Is the 'Concept of Natural Law' in Aristotle?

One last observation on Gisela Stiker's article, "Origins of the Concept of Natural Law" . . .

Consider the following paragraph from that article:

As regards the question of natural justice, Aristotle insists, against the relativist, that it is not true that what the law prescribes varies completely arbitrarily from one society to another. There is a common core of laws, often unwritten, that can be seen to be part of any legal system--those laws that forbid murder, and fraud, for example--and these laws prescribe what is naturally just in the sense of being a necessary part of the order of any human community (EN V 7, 1134b17-30). But this view, that some laws are natural in that they prescribe what is naturally just (Rhet. I, 1373b 1-18), should not be confused with the theory that there is a natural system of law that defines right conduct.
Add to the view that Striker here ascribes to Aristotle only that:
(i) laws that belong to this 'common core' are naturally recognized by us--that is, they are typically identified by us, and acknowledged to have force, apart from training or instruction; and that
(ii) these naturally just laws have priority over other laws, in the sense that other laws have no authority if they contravene a law that belongs to this 'common core';
and one then has a very good statement, I think, of the theory of natural law. These further points are presumably the important ones, if we are inquiring whether Aristotle had a 'concept of natural law'. (In my view it is likely that he endorsed (i) but unclear whether he would have endorsed (ii).)
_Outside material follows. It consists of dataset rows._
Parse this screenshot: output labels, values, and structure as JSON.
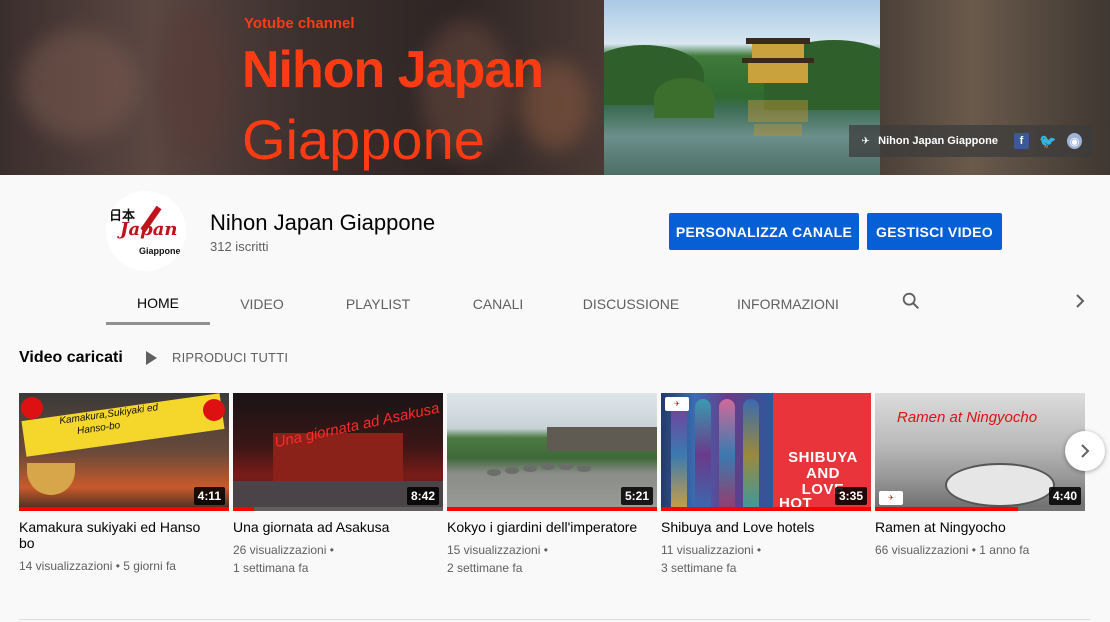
{
  "banner": {
    "subtitle": "Yotube channel",
    "title_line1": "Nihon Japan",
    "title_line2": "Giappone",
    "links": {
      "channel_name": "Nihon Japan Giappone",
      "icons": [
        "facebook-icon",
        "twitter-icon",
        "website-icon"
      ]
    }
  },
  "channel": {
    "name": "Nihon Japan Giappone",
    "subscribers": "312 iscritti",
    "avatar": {
      "kanji": "日本",
      "script": "Japan",
      "caption": "Giappone"
    },
    "buttons": {
      "customize": "PERSONALIZZA CANALE",
      "manage": "GESTISCI VIDEO"
    },
    "tabs": [
      "HOME",
      "VIDEO",
      "PLAYLIST",
      "CANALI",
      "DISCUSSIONE",
      "INFORMAZIONI"
    ],
    "active_tab": "HOME"
  },
  "section": {
    "title": "Video caricati",
    "play_all": "RIPRODUCI TUTTI"
  },
  "videos": [
    {
      "title": "Kamakura sukiyaki ed Hanso bo",
      "duration": "4:11",
      "views": "14 visualizzazioni",
      "age": "5 giorni fa",
      "thumb_text": [
        "Kamakura,Sukiyaki ed",
        "Hanso-bo"
      ],
      "watched_fraction": 1.0
    },
    {
      "title": "Una giornata ad Asakusa",
      "duration": "8:42",
      "views": "26 visualizzazioni",
      "age": "1 settimana fa",
      "thumb_text": [
        "Una giornata ad Asakusa"
      ],
      "watched_fraction": 0.1
    },
    {
      "title": "Kokyo i giardini dell'imperatore",
      "duration": "5:21",
      "views": "15 visualizzazioni",
      "age": "2 settimane fa",
      "thumb_text": [],
      "watched_fraction": 1.0
    },
    {
      "title": "Shibuya and Love hotels",
      "duration": "3:35",
      "views": "11 visualizzazioni",
      "age": "3 settimane fa",
      "thumb_text": [
        "SHIBUYA",
        "AND",
        "LOVE",
        "HOT"
      ],
      "watched_fraction": 1.0
    },
    {
      "title": "Ramen at Ningyocho",
      "duration": "4:40",
      "views": "66 visualizzazioni",
      "age": "1 anno fa",
      "thumb_text": [
        "Ramen at Ningyocho"
      ],
      "watched_fraction": 0.68
    }
  ],
  "colors": {
    "primary_button": "#065fd4",
    "banner_text": "#ff3b14",
    "progress": "#ff0000"
  }
}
Striker denies that the 'concept of natural law' is found in Aristotle only because she (strangely) thinks it is part of that concept that natural laws actually define what justice is, and that natural laws must somehow have the same extension as human positive law (it cannot be, she apparently thinks, that only some human laws express or articulate the natural law).

Needless to say, her essay then becomes an exercise in which the desired result is built in from the start: she defines the 'concept of natural law' in such a way that only the Stoics (if even they) could have originated it.